A veces se tenía que decidir entre pagarle al dragón o alimentar al pueblo.

Casi siempre iban por la primera opción.

—Los que tengan hambre pueden venir conmigo — decía Skandi con un tono malicioso.

El reino de Milligan descubrió que Skandi vivía en una cueva ubicada en La montaña de Los lamentos. Se llamaba así porque, al verla de lejos, tenía la apariencia de un rostro humano en constante dolor y agonía, tal vez sea porque tenía a un despiadado dragón viviendo en su boca. La montaña de los lamentos estaba tan cerca que se podía ver desde la salida del reino.

El rey mandaba en secreto a sus mejores soldados para combatir a la dragona. Era un secreto fácil de descifrar. Todos los meses cuando la dragona iba por su tributo, unos días después de haber enviado a sus soldados a combatir (prueba irrefutable de que habían fracasado miserablemente), lo primero que hacía era soltar las armaduras de los soldados al suelo cerca de los pies del rey.

—Deliciosos bocadillos. Pero no les servirán como descuentos de lo que me deben. Nos vemos en un mes.
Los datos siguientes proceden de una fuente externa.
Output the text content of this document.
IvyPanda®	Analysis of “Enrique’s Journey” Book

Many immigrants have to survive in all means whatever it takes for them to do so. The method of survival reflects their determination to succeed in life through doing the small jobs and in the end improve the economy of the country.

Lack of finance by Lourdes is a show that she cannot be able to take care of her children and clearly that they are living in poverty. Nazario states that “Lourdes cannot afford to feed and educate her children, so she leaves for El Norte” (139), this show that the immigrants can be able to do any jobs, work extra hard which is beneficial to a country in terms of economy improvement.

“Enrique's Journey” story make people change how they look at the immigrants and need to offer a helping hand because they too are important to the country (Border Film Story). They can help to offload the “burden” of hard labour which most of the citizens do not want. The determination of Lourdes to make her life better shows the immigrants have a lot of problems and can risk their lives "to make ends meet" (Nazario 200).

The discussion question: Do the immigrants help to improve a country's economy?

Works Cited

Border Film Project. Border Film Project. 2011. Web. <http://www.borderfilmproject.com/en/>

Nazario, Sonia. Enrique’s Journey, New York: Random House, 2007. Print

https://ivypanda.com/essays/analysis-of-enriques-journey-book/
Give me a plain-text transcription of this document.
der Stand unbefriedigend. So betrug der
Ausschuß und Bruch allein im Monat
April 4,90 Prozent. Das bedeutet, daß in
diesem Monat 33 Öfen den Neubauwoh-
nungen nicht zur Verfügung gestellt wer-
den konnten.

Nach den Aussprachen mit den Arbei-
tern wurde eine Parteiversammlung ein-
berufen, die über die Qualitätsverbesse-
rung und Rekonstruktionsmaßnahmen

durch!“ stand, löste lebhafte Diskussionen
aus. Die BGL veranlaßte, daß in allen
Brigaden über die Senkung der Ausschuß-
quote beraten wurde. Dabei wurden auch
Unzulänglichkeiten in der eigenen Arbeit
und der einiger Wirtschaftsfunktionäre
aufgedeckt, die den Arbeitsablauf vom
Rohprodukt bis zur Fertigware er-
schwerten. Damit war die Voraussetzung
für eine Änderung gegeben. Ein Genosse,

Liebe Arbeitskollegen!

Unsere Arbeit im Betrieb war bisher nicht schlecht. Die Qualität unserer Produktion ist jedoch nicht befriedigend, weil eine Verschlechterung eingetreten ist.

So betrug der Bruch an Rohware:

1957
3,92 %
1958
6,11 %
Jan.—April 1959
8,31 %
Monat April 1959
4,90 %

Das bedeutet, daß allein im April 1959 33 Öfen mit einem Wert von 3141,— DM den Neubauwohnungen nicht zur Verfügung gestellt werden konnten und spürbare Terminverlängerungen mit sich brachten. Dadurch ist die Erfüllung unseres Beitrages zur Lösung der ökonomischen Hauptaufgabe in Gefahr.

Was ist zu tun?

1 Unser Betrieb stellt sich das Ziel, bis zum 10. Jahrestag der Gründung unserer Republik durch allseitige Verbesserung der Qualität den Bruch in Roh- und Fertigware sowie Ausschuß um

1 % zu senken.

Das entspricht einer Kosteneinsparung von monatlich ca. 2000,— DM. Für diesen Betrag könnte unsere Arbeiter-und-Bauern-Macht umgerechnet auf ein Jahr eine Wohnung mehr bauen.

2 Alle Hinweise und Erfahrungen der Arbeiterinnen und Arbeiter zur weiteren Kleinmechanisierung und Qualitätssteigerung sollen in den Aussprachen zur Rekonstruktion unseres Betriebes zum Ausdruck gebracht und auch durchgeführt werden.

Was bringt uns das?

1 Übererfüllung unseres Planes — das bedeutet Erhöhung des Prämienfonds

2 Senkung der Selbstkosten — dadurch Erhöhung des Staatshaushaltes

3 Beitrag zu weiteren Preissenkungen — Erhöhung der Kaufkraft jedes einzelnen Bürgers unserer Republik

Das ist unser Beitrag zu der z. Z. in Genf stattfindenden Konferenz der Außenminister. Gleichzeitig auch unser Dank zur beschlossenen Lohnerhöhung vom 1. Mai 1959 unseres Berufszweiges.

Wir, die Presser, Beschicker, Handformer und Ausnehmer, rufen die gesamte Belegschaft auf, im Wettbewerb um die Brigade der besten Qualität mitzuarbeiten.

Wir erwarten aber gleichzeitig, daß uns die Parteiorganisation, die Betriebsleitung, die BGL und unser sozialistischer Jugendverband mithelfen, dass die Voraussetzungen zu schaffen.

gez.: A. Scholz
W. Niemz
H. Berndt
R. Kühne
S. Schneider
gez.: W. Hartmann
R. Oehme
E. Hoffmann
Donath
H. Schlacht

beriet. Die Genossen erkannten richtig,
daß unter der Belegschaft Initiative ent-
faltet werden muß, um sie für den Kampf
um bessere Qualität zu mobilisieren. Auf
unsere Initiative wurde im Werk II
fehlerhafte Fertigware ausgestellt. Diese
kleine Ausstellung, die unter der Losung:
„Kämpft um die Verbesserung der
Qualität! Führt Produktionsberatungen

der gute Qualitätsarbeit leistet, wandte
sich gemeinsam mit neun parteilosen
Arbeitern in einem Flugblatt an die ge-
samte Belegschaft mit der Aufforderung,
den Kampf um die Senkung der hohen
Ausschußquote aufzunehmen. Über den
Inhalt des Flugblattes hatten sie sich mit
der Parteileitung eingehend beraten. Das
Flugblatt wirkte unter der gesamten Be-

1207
Antes de irse Skandi destruyó un parque.

Aunque la estrategia de enviar soldados a enfrentar a la dragona era un plan fallido eso no impedía al rey a seguir intentándolo. Al día siguiente de cobro el rey se encontraba en una parcela cercada, rodeado de varios guardias armados. Frente a él estaban formados varios soldados en armaduras que cubrían todos sus cuerpos.

El rey sacó un papelito del sombrero.

—Número 27, ¿Quién tiene el número 27?

—Yo, yo, yo — respondió un Arton muy emocionado. El hombre de la armadura corrió hasta el podio donde estaba parado el rey. Los guardias se mostraron ansiosos al ver a alguien tan animado.

Arton le entregó un papelito que tenía el número 27. Luego de unas cuantas comprobaciones el rey pudo confirmar que, efectivamente, Arton era el número 27.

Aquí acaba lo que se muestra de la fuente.